Technically, the directories of all packages in a given package bundle will be
organised under a single top-level directory which is called the package root
of the bundle. This top-level directory of a bundle will contain a single
configuration file named simplebuild.cfg
. In the simplest case, the
simplebuild.cfg
file can be kept empty, but if desired, users can modify it
in order to customise aspects of their build, to name their bundle, or to add in
dependencies on other bundles of packages (the original bundle will then be
referred to as the main bundle and the associated simplebuild.cfg
file is
the main cfg file
). Many users will not need to create such files
themselves, but will simply be told to check out a given Git repository, which
already contain a package bundle and an associated simplebuild.cfg
file. Otherwise, if the intention is to start an entirely new bundle, one can
simply run sb --init
in an empty directory to create a skeleton
simplebuild.cfg
file which can be edited later as desired. More details are
provided in the dedicated sections on simplebuild.cfg and sb
--init.
Upon launching the sb
command inside the package root directory, simplebuild
will then analyse the simplebuild.cfg
file and the files in all the
packages, in order to determine what is needed to be built and how to do it –
and it will then immediately build it and make it available. Behind the scenes,
it will use CMake to inspect the system, and determine the appropriate flags for
compilation and linking where appropriate. One noteworthy feature is that this
also facilitates the creation of Python modules written in C++ via pybind11,
making it particularly convenient to work in a mixed-language environment.
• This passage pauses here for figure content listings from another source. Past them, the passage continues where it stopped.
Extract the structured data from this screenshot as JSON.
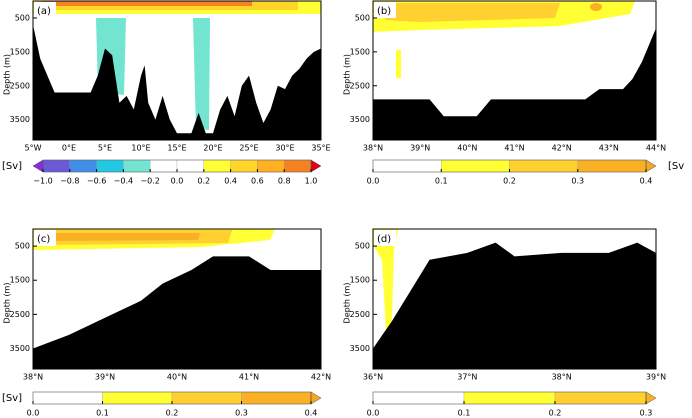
{
  "chart_data": [
    {
      "type": "section",
      "panel_label": "(a)",
      "ylabel": "Depth (m)",
      "x": [
        -5,
        -4.5,
        -4,
        -3,
        -2,
        0,
        3,
        4,
        5,
        6,
        7,
        8,
        9,
        10,
        10.5,
        11,
        12,
        13,
        14,
        15,
        17,
        18,
        19,
        20,
        21,
        22,
        23,
        24,
        25,
        26,
        27,
        28,
        29,
        30,
        31,
        32,
        33,
        34,
        35
      ],
      "values": [
        700,
        1200,
        1700,
        2200,
        2700,
        2700,
        2700,
        2200,
        1400,
        1600,
        3000,
        2800,
        3200,
        2200,
        1900,
        3000,
        3500,
        2800,
        3500,
        3900,
        3900,
        3300,
        3900,
        3900,
        3200,
        2800,
        3400,
        2500,
        2200,
        3000,
        3600,
        3200,
        2500,
        2600,
        2200,
        2000,
        1700,
        1500,
        1400
      ],
      "color": "#000000",
      "xlim": [
        -5,
        35
      ],
      "ylim": [
        0,
        4100
      ],
      "xticks": [
        {
          "value": -5,
          "label": "5°W"
        },
        {
          "value": 0,
          "label": "0°E"
        },
        {
          "value": 5,
          "label": "5°E"
        },
        {
          "value": 10,
          "label": "10°E"
        },
        {
          "value": 15,
          "label": "15°E"
        },
        {
          "value": 20,
          "label": "20°E"
        },
        {
          "value": 25,
          "label": "25°E"
        },
        {
          "value": 30,
          "label": "30°E"
        },
        {
          "value": 35,
          "label": "35°E"
        }
      ],
      "yticks": [
        500,
        1500,
        2500,
        3500
      ],
      "colorbar": {
        "label": "[Sv]",
        "extend": "both",
        "under": "#8a2be2",
        "over": "#e0001a",
        "ticks": [
          {
            "value": -1.0,
            "label": "−1.0"
          },
          {
            "value": -0.8,
            "label": "−0.8"
          },
          {
            "value": -0.6,
            "label": "−0.6"
          },
          {
            "value": -0.4,
            "label": "−0.4"
          },
          {
            "value": -0.2,
            "label": "−0.2"
          },
          {
            "value": 0,
            "label": "0.0"
          },
          {
            "value": 0.2,
            "label": "0.2"
          },
          {
            "value": 0.4,
            "label": "0.4"
          },
          {
            "value": 0.6,
            "label": "0.6"
          },
          {
            "value": 0.8,
            "label": "0.8"
          },
          {
            "value": 1.0,
            "label": "1.0"
          }
        ],
        "colors": [
          "#6a5ad8",
          "#3f8fe8",
          "#22c8e4",
          "#72e4d0",
          "#ffffff",
          "#ffffff",
          "#ffff33",
          "#ffd52a",
          "#ffb020",
          "#f58220"
        ]
      }
    },
    {
      "type": "section",
      "panel_label": "(b)",
      "ylabel": "Depth (m)",
      "x": [
        38,
        39.2,
        39.5,
        40.2,
        40.5,
        42.5,
        42.8,
        43.3,
        43.5,
        43.7,
        43.85,
        44
      ],
      "values": [
        2900,
        2900,
        3400,
        3400,
        2900,
        2900,
        2600,
        2600,
        2300,
        1800,
        1300,
        800
      ],
      "color": "#000000",
      "xlim": [
        38,
        44
      ],
      "ylim": [
        0,
        4100
      ],
      "xticks": [
        {
          "value": 38,
          "label": "38°N"
        },
        {
          "value": 39,
          "label": "39°N"
        },
        {
          "value": 40,
          "label": "40°N"
        },
        {
          "value": 41,
          "label": "41°N"
        },
        {
          "value": 42,
          "label": "42°N"
        },
        {
          "value": 43,
          "label": "43°N"
        },
        {
          "value": 44,
          "label": "44°N"
        }
      ],
      "yticks": [
        500,
        1500,
        2500,
        3500
      ],
      "colorbar": {
        "label": "[Sv",
        "extend": "max",
        "over": "#f5a623",
        "ticks": [
          {
            "value": 0,
            "label": "0.0"
          },
          0.1,
          0.2,
          0.3,
          0.4
        ],
        "colors": [
          "#ffffff",
          "#ffff33",
          "#ffd030",
          "#f9b025"
        ]
      }
    },
    {
      "type": "section",
      "panel_label": "(c)",
      "ylabel": "Depth (m)",
      "x": [
        38,
        38.5,
        39,
        39.5,
        39.8,
        40.2,
        40.5,
        41,
        41.3,
        42
      ],
      "values": [
        3500,
        3100,
        2600,
        2100,
        1600,
        1200,
        800,
        800,
        1200,
        1200
      ],
      "color": "#000000",
      "xlim": [
        38,
        42
      ],
      "ylim": [
        0,
        4100
      ],
      "xticks": [
        {
          "value": 38,
          "label": "38°N"
        },
        {
          "value": 39,
          "label": "39°N"
        },
        {
          "value": 40,
          "label": "40°N"
        },
        {
          "value": 41,
          "label": "41°N"
        },
        {
          "value": 42,
          "label": "42°N"
        }
      ],
      "yticks": [
        500,
        1500,
        2500,
        3500
      ],
      "colorbar": {
        "label": "[Sv]",
        "extend": "max",
        "over": "#f5a623",
        "ticks": [
          {
            "value": 0,
            "label": "0.0"
          },
          0.1,
          0.2,
          0.3,
          0.4
        ],
        "colors": [
          "#ffffff",
          "#ffff33",
          "#ffd030",
          "#f9b025"
        ]
      }
    },
    {
      "type": "section",
      "panel_label": "(d)",
      "ylabel": "Depth (m)",
      "x": [
        36,
        36.2,
        36.4,
        36.6,
        37,
        37.3,
        37.5,
        38,
        38.5,
        38.8,
        39
      ],
      "values": [
        3500,
        2700,
        1800,
        900,
        700,
        400,
        800,
        700,
        700,
        400,
        700
      ],
      "color": "#000000",
      "xlim": [
        36,
        39
      ],
      "ylim": [
        0,
        4100
      ],
      "xticks": [
        {
          "value": 36,
          "label": "36°N"
        },
        {
          "value": 37,
          "label": "37°N"
        },
        {
          "value": 38,
          "label": "38°N"
        },
        {
          "value": 39,
          "label": "39°N"
        }
      ],
      "yticks": [
        500,
        1500,
        2500,
        3500
      ],
      "colorbar": {
        "extend": "max",
        "over": "#f9b025",
        "ticks": [
          {
            "value": 0,
            "label": "0.0"
          },
          0.1,
          0.2,
          0.3
        ],
        "colors": [
          "#ffffff",
          "#ffff33",
          "#ffd030"
        ]
      }
    }
  ]
}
The end result is an environment in which the user can easily run their commands, which can be written in Python, C, C++, Fortran, or BASH. The ability to have code in separate packages, and even under separate package roots, additionally allow domain specific experts to provide software for easy usage by other users. One example of such a scenario is “dgcode”, a bundle of simplebuild packages intended to simplify the Geant4-based simulation work of the ESS Detector Group (for more details about dgcode, refer to the website https://mctools.github.io/simplebuild-dgcode/). The dgcode bundle itself provides utilities for configuring and using Geant4, with all the necessary domain specific tweaks and utilities. Code relating to the simulation of specific detector prototypes is then kept in separate bundles, some publically available in repositories on GitHub, and some kept on private GitLab servers (mostly for historical reasons).